The implants were completed at Quebec Heart and Lung Institute in Quebec City, Canada, by Josep Rodés-Cabau, and his team.

“The Meridian valve allows us to evaluate complete valve function before releasing it from the delivery system,” says Rodés-Cabau, director of Catheterization and Interventional Laboratories at the Quebec Heart and Lung Institute. “The valve was easy to implant and the overall procedure was predictable. Haemodynamic stability was maintained throughout the entire procedure, including the time of valve implant.”

The RADIANT trial is a prospective, non-randomized, single-arm, multicentre study that will enrol up to 20 high-risk patients with severe aortic valve stenosis. The endpoint will evaluate all-cause mortality at 30 days after implant of the Meridian transcatheter aortic valve.

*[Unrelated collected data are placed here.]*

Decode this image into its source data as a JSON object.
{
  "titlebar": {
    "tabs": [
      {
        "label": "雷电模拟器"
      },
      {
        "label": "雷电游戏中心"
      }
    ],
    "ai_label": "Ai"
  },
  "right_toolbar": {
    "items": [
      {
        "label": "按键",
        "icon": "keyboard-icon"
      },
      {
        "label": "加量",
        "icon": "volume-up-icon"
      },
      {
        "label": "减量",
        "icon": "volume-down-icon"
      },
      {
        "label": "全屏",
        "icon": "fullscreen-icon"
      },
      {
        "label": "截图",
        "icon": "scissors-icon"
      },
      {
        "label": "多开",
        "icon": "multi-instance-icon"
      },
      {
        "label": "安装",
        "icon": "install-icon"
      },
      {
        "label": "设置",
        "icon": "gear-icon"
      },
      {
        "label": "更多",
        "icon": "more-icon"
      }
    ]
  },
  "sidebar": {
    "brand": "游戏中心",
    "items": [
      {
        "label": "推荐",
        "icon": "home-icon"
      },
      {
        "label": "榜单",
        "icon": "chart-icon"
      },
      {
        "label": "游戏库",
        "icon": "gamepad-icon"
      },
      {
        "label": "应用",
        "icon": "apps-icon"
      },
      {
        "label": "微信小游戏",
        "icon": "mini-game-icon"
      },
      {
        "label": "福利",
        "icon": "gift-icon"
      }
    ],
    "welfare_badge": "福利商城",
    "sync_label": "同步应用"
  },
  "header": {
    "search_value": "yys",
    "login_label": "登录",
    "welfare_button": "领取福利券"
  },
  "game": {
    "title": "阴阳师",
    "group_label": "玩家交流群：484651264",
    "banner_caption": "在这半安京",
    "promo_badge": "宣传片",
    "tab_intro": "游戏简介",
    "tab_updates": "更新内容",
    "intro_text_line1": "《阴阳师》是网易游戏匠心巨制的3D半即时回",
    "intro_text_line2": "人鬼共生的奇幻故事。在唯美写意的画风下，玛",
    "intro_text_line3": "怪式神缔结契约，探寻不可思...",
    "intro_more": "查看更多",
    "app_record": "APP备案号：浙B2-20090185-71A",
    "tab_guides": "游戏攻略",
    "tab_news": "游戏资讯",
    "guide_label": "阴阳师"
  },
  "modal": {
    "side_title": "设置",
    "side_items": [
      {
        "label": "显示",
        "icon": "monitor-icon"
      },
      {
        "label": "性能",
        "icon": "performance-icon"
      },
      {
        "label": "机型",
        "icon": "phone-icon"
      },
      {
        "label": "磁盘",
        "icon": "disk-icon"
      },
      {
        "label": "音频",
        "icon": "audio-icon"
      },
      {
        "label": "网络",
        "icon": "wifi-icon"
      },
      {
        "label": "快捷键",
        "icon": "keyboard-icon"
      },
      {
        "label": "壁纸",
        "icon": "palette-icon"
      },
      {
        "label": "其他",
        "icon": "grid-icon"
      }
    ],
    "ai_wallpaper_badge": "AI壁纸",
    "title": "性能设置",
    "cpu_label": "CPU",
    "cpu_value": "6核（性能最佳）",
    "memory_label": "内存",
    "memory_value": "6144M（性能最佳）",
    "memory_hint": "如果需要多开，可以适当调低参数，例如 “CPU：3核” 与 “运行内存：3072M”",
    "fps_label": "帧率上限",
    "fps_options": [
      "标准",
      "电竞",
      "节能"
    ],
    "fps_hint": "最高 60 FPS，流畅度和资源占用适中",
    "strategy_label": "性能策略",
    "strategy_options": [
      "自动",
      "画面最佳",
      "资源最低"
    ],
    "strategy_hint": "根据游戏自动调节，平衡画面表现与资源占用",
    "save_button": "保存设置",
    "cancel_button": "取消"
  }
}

Patient follow-up will occur at one, six and 12 months and annually to five years.

HLT’s Meridian transcatheter valve is self-expanding. As in surgical valve designs, a flexible wire frame supports the valve’s leaflets which is designed to promote good flow characteristics and reduce stress on the leaflet tissue for long-term performance.

HLT’s Pathfinder delivery system is intended to provide physicians confidence in positioning the valve. Specifically, it is designed to allow them to reposition or retrieve the valve if necessary and most importantly fully assess the valve’s function prior to its final release in the heart.